Di mie scaglie poetiche nel quartiere ce n’erano tre. Una, “La loro verità finisce dove comincia la nostra”, era su un muretto in piazza delle fontane tra gli edifici U7 e U12 ora cancellata, mentre la poesia su viale Sarca, che ricordi tu, era dedicata proprio all’Università! Sono affezionato a Bicocca perché è in questo Ateneo che mi sono formato, sono entrato quasi uomo, giovane studente di sociologia e ne sono uscito uomo fatto e finito. Arrivavo dall’altra parte della città e come in Barona ho ritrovato uno spazio in divenire e in grande trasformazione. Qui ho anche avuto l’opportunità di tenere alcune docenze e ci sono tornato prima di insegnare negli Stati Uniti, per confrontarmi con la professoressa Elena Dell’Agnese per organizzare i saperi che mi occorrevano. Ecco, Bicocca è un’esperienza mia abitata che sono certo che continuerà ad abitarmi.

Che significato ha per te, Emanuela, lavorare in strada, fare arte all’aperto?
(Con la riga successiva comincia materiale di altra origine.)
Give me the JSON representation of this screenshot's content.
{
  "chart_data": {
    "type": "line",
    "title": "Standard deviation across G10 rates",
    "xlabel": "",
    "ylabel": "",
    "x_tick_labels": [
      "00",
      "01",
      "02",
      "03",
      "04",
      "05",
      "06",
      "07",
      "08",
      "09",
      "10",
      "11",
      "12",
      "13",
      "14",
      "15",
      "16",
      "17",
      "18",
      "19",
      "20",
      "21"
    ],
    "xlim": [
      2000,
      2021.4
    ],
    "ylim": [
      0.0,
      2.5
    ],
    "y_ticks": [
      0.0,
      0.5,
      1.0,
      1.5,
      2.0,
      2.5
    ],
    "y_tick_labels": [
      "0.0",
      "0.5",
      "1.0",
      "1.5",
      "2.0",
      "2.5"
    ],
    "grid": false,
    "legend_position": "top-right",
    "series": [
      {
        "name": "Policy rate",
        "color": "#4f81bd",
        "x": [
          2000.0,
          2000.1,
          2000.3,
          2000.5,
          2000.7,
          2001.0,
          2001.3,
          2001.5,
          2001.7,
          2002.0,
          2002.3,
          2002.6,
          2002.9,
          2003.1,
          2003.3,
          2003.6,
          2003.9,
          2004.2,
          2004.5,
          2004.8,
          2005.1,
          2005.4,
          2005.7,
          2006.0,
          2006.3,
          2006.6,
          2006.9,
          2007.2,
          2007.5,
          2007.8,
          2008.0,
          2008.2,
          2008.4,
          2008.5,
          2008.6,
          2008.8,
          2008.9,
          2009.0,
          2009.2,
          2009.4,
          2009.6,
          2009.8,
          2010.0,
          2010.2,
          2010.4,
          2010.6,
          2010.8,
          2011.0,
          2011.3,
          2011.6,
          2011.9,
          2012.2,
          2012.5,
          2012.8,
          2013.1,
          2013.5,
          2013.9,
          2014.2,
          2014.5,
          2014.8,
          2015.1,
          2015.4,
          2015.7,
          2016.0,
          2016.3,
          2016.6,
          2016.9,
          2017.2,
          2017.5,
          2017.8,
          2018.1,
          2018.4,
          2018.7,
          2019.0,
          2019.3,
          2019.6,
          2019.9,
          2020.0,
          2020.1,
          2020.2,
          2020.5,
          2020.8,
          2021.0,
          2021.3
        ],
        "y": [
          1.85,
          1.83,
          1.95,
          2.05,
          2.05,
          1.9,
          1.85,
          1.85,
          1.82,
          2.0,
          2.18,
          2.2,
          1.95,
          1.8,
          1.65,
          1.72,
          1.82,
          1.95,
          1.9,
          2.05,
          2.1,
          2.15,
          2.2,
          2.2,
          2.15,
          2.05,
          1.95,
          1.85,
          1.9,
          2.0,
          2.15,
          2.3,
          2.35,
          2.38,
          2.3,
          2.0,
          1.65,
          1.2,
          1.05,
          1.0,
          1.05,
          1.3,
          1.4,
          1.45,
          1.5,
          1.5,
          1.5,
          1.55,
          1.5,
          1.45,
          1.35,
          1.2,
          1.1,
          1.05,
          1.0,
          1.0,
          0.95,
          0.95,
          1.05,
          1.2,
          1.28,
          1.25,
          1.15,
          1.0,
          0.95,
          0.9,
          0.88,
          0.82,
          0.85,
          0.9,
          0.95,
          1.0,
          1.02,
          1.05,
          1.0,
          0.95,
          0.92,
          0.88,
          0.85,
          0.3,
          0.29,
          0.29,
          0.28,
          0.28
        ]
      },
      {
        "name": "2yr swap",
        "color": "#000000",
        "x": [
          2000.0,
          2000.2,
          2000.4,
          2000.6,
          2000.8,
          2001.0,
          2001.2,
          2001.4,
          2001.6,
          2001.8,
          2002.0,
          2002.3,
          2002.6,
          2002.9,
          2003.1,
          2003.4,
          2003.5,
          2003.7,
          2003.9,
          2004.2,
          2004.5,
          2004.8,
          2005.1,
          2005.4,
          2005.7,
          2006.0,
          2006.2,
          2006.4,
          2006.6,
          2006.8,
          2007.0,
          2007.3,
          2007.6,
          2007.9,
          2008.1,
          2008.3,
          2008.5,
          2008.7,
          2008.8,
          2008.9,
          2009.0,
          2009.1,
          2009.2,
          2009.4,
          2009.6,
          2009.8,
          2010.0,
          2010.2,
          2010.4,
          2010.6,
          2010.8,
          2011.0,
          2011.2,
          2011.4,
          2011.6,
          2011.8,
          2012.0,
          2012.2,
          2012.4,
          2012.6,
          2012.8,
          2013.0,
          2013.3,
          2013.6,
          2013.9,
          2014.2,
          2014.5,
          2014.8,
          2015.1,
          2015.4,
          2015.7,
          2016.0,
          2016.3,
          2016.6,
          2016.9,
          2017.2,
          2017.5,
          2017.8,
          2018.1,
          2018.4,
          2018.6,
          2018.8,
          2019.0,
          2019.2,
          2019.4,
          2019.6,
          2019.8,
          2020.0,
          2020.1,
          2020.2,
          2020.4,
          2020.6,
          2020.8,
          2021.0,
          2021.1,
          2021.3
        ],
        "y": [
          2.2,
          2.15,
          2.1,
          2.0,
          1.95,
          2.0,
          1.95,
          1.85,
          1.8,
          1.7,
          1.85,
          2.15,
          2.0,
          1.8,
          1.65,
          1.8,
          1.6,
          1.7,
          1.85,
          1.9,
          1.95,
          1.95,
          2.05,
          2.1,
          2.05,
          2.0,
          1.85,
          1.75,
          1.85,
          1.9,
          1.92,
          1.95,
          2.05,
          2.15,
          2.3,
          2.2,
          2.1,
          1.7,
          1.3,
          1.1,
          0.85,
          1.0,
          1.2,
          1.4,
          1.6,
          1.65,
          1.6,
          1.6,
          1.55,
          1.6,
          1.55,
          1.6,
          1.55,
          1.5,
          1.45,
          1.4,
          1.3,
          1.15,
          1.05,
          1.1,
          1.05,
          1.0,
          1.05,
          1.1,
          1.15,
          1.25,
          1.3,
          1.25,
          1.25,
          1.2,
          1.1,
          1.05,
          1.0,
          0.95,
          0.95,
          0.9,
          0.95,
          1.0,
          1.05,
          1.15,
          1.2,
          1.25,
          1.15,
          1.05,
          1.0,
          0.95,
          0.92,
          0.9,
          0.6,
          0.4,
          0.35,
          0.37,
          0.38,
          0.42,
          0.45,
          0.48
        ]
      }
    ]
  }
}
Per me significa soprattutto stare a contatto con le persone. Fare arte in strada diventa popolare, è azione-reazione immediata e ogni intervento artistico è un’esperienza diversa e sempre arricchente. Se si vuole affermare un messaggio, lavorare all’aperto consente di lanciarlo a tutti. Una cosa che ci tengo a dire è che per me l’opera non è quella completata, ma quella che si realizza e crea “in corso d’opera”. Quando ad esempio c’è più tempo - rispetto all’intervento di oggi della durata di una sola giornata - si riesce ad instaurare una relazione e un dialogo intenso con le persone che passano, si fermano ad osservare, a chiedere e a volte a dare piccoli e utili consigli. Fare arte in spazi chiusi invece limita questa relazione. Vedere come viene “processato” il disegno permette di comprendere qualcosa a cui possono arrivare tutti. Accade un po’ come a scuola, dove però abbiamo appreso a scrivere e molto meno a disegnare.

Emanuela, sappiamo che partirete presto insieme per il Sud America, ci accenni ai vostri più immediati progetti?

Abbiamo lavori in Italia e qui a Milano che impegneranno per tutto l’anno. Il più imminente è un progetto culturale e di impegno in Argentina che nasce dalla mia collaborazione con l’Asociaciòn civil Arte con Todos di Lanùs, città alla periferia di Buenos Aires dove cinque anni fa ho fatto il servizio civile.

In collaborazione con partner locali e per i vent’anni del centro dell’Espacio Disparte realizzeremo laboratori e murales per promuovere e diffondere l’arte e la cultura a chi non ne ha accesso, minori ed adulti. E da Milano saremo seguiti anche da Radio Popolare.